In our study, the false positivity rate (negative BF slides reported as positive) was 0.8% which was lower than the study conducted in Canada (2.0%) [21], 6.9% reported in Hawassa town [16], 7% reported in USA [17], 12% reported in Hawassa, Ethiopia [20], and 19% reported in Democratic Republic of Congo [23]. These false positive results could lead to unnecessary treatment with antimalarial drug or a delayed diagnosis of the true cause of illness and misleading the clinician from considering other causes of fever and disease. The false negativity rate (positive slides reported as negative) in our study was 11.5% which was higher than 10.1% reported in Democratic Republic of Congo [23] and 3% reported in USA [17]. False negativity can lead to delayed treatment, development of serious complications and possibly death or exposure to unnecessary treatment with other (non anti-malaria) drugs.

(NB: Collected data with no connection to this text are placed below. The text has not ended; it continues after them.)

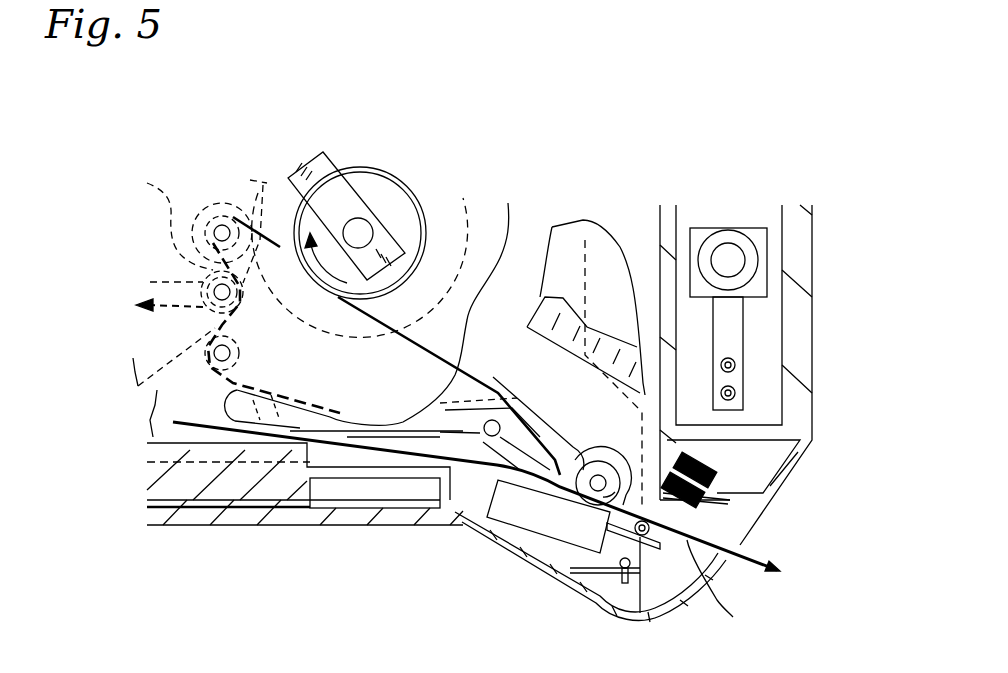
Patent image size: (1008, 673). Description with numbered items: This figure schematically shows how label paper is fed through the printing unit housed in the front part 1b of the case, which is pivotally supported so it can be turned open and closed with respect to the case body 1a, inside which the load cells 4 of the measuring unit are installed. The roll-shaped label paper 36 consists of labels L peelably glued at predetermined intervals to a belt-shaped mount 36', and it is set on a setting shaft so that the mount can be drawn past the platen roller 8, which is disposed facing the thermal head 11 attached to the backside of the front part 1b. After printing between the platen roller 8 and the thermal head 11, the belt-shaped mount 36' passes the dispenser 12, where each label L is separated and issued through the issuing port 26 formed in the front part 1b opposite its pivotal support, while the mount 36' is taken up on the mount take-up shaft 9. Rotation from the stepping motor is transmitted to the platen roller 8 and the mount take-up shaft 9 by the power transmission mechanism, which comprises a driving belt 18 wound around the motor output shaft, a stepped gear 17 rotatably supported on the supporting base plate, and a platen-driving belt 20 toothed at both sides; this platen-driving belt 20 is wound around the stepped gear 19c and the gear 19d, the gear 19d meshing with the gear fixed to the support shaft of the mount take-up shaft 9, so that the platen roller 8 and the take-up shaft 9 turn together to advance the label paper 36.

The mount take-up shaft 9 is at (393, 220).
The belt-shaped mount 36' is at (375, 302).
The stepped gear 19c is at (220, 216).
The platen-driving belt 20 is at (158, 220).
The driving belt 18 is at (167, 277).
The stepped gear 17 is at (200, 317).
The gear 19d is at (231, 353).
The front part 1b is at (322, 527).
The label L is at (343, 433).
The label paper 36 is at (461, 464).
The platen roller 8 is at (613, 460).
The thermal head 11 is at (543, 520).
The issuing port 26 is at (697, 572).
The dispenser 12 is at (687, 540).
The load cell 4 is at (760, 231).
The case body 1a is at (800, 323).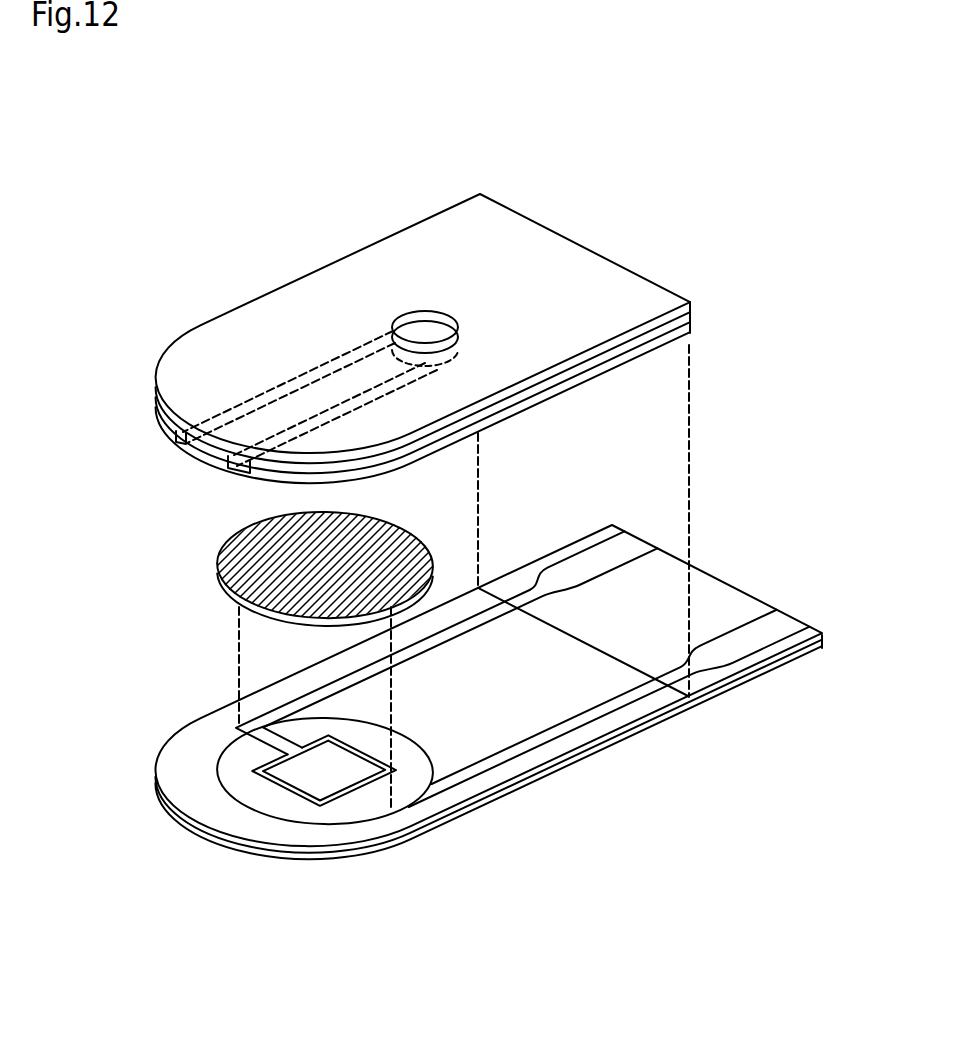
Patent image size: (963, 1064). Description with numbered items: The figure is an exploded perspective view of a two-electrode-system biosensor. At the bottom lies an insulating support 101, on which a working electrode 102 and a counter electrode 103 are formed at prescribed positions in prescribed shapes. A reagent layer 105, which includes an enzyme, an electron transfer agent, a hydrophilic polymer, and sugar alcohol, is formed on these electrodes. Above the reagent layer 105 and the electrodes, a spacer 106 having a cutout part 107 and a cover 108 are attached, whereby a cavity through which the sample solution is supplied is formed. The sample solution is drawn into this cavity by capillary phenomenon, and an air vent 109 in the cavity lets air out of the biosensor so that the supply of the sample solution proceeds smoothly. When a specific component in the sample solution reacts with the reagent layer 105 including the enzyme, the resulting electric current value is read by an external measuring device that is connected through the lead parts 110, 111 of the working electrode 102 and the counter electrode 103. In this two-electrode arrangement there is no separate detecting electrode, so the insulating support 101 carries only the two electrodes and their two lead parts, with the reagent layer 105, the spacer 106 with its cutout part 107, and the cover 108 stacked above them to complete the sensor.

The insulating support 101 is at (622, 735).
The working electrode 102 is at (287, 770).
The counter electrode 103 is at (353, 807).
The reagent layer 105 is at (247, 557).
The spacer 106 is at (175, 438).
The cutout part 107 is at (198, 452).
The cover 108 is at (658, 300).
The air vent 109 is at (417, 327).
The lead part 110 is at (630, 543).
The lead part 111 is at (778, 622).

Quantification performance of malaria microscopists working at sub-regional laboratories was 73.3%, which was higher than malaria microscopist performance from other malaria rechecking laboratories (P=0.003).This might be because most participants that were working at sub-regional laboratories were trained on malaria microscopy and QA training. Study participants that were trained on malaria microscopy and QA performed significantly better on quantification (P<0.001). Correctly-quantified blood film slides in our study were 31.3%, which was lower than 81% of correct quantification reported from the USA [17]. Participants that used a non-recommended quantification (+) system in this study was 31.8%, which was lower than the study conducted in Democratic Republic of Congo in which 68.6% of the participants used this quantification system [23]. Parasite quantification using non-recommended system may be due to lack of updated information (lack of training), or lack of awareness of the advantage of the quantitative system over a semi quantitative (+) system, or it might be due to lack of commitment to adhere to specified time for counting parasite with the recommended quantification system. This is important because measuring parasite density can be used to monitor patient response to treatment and to study drug efficacy.

5 Conclusions

Even though the performance of participants was good in detection of malaria using microscopy their agreement with expert microscopists identification of different malaria species and the quantification of parasite densities were very low. Most participants did not identify P. malariae and P.ovale correctly. The ability to identify true positives was lower amongst participants that worked at regional reference laboratories. Participants that were not trained on malaria microscopy displayed very poor performance in parasite quantification. Quantification performance of microscopists working at health centre or hospital laboratories was very low. Therefore, to fill the identified gaps, all stakeholders at all levels have to work on the implementation of regular competency assessments and implement training policy. Demonstration BF slides used for malaria microscopy training have to comprise P. malariae and P.ovale. Regions which are using or which are going to use health centre and hospital laboratories as rechecking sites have to evaluate the performance of laboratories using all external quality assessment methods and have to conduct competency assessment for malaria microscopists that are working at those rechecking sites.

7 Acknowledgements

We would like to acknowledge Ms.Tawabech Lema, Ms.Tsehay Orlando, and staff of Hydas World Health for the preparation of panel slides and validation of blood film slides. In addition we would like to acknowledge Dr. Tesfay Abreha for his technical and material support. We thank the Ethiopian Public Health Institute and Addis Ababa University, College of Health Sciences, for financial support. Last but not least we thank the study participants and drivers for their cooperation and support.

6 Competing interests

The authors declare that they have no competing interests.